Mehrere bekannte US-amerikanische Linke zögern nun nicht mehr, Begriffe wie „Besatzung“, „Apartheid“ oder „Ethnonationalismus“ zu verwenden. So schrieb etwa Alexandria Ocasio-Cortez, Kongressabgeordnete aus New York, am 13. Mai auf Twitter: „Indem er nur über die Aktionen der Hamas spricht – die zu verurteilen sind – und indem er sich weigert, die Rechte der Palästinenser anzuerkennen, stärkt Biden die falsche Vorstellung, dass die Palästinenser diesen Kreislauf der Gewalt angezettelt haben. Das ist keine neutrale Sprache, das ist eine Sprache, die sich auf eine Seite stellt – die Seite der Besatzung.“
Bereits am Tag zuvor hatte Ocasio-Cortez zusammen mit 24 anderen demokratischen Abgeordneten des Repräsentantenhauses Außenminister Blinken aufgefordert, Druck auf die israelische Regierung auszuüben, um die Enteignung und Vertreibung von Palästinensern in Ostjerusalem zu verhindern. „Wir müssen die Menschenrechte überall verteidigen“, twitterte die Mitunterzeichnerin des Aufrufs Marie Newman aus Illinois. In Europa hingegen erleben wir eine Angleichung an die israelische Sicht der Dinge, nach der es sich um Krieg gegen den Terrorismus und Selbstverteidigung handelt.
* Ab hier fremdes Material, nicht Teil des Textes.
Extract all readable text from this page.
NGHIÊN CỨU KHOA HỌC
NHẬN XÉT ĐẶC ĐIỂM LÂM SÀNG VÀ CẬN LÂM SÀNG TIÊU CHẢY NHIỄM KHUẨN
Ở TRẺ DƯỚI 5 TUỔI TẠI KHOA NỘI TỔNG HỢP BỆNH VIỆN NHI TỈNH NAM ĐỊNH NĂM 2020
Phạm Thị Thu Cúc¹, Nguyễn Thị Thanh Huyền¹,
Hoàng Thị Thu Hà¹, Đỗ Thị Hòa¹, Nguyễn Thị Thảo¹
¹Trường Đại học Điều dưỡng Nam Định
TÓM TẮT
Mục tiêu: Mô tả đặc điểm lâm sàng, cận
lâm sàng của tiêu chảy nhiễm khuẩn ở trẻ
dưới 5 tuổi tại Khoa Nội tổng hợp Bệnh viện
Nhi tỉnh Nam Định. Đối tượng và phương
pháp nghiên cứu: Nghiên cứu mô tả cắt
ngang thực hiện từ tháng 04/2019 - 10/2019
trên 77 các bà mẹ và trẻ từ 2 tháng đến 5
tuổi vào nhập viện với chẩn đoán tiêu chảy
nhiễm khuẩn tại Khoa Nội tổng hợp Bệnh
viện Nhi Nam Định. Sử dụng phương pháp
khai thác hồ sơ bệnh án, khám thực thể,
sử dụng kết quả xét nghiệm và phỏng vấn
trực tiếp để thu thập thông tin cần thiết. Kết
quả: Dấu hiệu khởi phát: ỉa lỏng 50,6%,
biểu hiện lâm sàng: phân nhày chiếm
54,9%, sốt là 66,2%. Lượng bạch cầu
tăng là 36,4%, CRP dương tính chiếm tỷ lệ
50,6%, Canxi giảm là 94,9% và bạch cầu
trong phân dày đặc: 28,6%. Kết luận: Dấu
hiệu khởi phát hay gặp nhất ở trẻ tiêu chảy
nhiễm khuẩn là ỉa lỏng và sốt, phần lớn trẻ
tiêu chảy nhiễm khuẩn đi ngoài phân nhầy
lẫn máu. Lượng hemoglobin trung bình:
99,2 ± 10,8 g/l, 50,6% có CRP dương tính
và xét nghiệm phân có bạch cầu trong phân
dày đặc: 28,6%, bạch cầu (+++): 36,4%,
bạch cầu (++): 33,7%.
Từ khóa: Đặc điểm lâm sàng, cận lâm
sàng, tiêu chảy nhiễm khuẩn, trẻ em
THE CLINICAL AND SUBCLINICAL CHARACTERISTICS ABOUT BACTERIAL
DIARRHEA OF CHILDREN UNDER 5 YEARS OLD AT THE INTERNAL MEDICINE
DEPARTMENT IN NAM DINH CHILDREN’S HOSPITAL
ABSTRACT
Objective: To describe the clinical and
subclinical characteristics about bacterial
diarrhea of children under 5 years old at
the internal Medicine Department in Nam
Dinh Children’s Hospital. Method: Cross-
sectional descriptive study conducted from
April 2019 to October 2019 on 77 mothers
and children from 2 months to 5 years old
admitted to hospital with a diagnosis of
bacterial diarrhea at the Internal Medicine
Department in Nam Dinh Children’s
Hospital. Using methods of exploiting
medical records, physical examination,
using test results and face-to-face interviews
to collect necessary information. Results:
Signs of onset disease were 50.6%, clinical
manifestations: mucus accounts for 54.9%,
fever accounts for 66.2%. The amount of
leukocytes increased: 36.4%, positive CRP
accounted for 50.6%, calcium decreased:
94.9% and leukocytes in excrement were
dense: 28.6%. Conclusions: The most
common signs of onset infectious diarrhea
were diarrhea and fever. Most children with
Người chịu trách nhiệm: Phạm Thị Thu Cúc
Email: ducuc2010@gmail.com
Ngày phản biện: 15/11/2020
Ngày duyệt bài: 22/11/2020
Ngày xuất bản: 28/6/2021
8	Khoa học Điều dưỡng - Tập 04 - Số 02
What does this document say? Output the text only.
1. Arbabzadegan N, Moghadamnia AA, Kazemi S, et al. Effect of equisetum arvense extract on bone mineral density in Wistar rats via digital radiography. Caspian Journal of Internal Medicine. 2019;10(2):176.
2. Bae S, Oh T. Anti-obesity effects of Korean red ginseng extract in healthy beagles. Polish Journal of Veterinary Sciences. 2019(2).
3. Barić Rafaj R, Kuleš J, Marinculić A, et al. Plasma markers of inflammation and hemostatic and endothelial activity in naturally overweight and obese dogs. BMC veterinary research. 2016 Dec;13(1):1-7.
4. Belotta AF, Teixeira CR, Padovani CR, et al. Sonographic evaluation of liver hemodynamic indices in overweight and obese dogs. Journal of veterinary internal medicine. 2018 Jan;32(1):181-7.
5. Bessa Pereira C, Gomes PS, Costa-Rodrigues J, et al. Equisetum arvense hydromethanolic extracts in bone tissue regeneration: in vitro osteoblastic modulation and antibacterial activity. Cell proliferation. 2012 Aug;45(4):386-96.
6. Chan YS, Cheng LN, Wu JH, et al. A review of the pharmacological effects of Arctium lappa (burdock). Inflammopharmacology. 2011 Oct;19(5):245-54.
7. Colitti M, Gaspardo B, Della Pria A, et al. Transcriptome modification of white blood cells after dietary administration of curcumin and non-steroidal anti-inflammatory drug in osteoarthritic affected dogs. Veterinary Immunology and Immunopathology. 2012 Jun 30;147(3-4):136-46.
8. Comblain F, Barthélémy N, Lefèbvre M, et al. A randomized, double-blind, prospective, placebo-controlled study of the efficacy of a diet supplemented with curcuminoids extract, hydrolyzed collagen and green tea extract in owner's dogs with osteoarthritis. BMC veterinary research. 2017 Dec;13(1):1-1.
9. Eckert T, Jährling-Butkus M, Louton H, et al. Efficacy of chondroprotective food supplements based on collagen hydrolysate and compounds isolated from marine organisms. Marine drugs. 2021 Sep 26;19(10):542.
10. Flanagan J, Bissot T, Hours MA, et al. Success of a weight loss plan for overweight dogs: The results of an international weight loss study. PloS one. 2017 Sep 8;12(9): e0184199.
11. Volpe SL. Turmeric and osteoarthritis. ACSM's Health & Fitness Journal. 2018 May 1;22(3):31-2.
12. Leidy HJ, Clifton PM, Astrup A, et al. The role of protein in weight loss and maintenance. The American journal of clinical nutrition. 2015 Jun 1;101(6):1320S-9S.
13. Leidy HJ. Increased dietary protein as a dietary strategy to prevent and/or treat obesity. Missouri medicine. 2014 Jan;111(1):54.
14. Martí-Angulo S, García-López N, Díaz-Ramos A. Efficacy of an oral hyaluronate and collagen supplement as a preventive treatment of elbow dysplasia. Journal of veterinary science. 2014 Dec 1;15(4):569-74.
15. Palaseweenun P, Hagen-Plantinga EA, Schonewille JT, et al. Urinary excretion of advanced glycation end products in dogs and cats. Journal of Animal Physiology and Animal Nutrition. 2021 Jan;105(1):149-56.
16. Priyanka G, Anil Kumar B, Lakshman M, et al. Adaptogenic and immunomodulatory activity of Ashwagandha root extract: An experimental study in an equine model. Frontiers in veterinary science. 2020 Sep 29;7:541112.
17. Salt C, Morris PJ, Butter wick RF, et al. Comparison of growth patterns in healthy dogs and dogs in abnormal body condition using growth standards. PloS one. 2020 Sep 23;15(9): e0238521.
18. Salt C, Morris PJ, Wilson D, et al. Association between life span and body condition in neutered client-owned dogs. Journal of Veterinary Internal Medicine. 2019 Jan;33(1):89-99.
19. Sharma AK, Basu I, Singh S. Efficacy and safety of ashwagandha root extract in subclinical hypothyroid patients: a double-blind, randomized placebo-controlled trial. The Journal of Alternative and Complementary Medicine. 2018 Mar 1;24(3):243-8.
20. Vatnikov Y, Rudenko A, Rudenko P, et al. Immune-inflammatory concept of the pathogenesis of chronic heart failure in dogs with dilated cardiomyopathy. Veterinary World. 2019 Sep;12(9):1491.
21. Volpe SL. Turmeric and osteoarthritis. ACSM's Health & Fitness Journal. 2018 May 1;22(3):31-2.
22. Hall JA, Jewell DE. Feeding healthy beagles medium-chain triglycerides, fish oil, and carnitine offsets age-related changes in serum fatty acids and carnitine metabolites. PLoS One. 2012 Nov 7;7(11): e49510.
Wird nun der Waffenstillstand, der am 21. Mai in Kraft getreten ist, halten? Was geschieht mit den Familien in Skeikh Jarrah, die von der Enteignung ihrer Wohnungen bedroht sind? Wird die Palästinensische Autonomiebehörde ihr politisches Scheitern überleben? Mit Sicherheit ist dies noch nicht der letzte Akt in dieser Tragödie. Die Palästinenser haben erneut ihre Entschlossenheit gezeigt, nicht von der politischen und geografischen Landkarte zu verschwinden. Wir müssen nicht auf die nächste Krise warten, mit neuen Zerstörungen, neuen Toten und neuem Leid, um uns dies ins Bewusstsein zu rufen.
1973 begannen Ägypten und Syrien den sogenannten Jom-Kippur-Krieg gegen Israel, nachdem die diplomatischen Bemühungen, die 1967 verlorenen Gebiete zurückzubekommen, gescheitert waren. Angesprochen auf diese „Aggression“, entgegnete der damalige französische Außenminister Michel Jobert: „Ist der Versuch, sich wieder Zutritt zum eigenen Haus zu verschaffen, ein Akt der Aggression?“
6 Vgl. Ari Shavit, „Lydda, 1948“, The New Yorker, 14. Oktober 2013.
7 Siehe die Informationen von B’Tselem über Jerusalem: www.btselem.org/jerusalem.
8 Nelson Mandela, „Der lange Weg zur Freiheit“, Frankfurt am Main (S. Fischer) 1997.
9 Siehe Olivier Pironet, „Gemeinsam gegen Israel“, LMd, September 2019.
12 Siehe Akram Belkaïd, „Neuer Beziehungsstatus“, LMd, Dezember 2020.
Aus dem Französischen von Jakob Farah
Alain Gresh leitet das Onlinemagazin Orient XXI.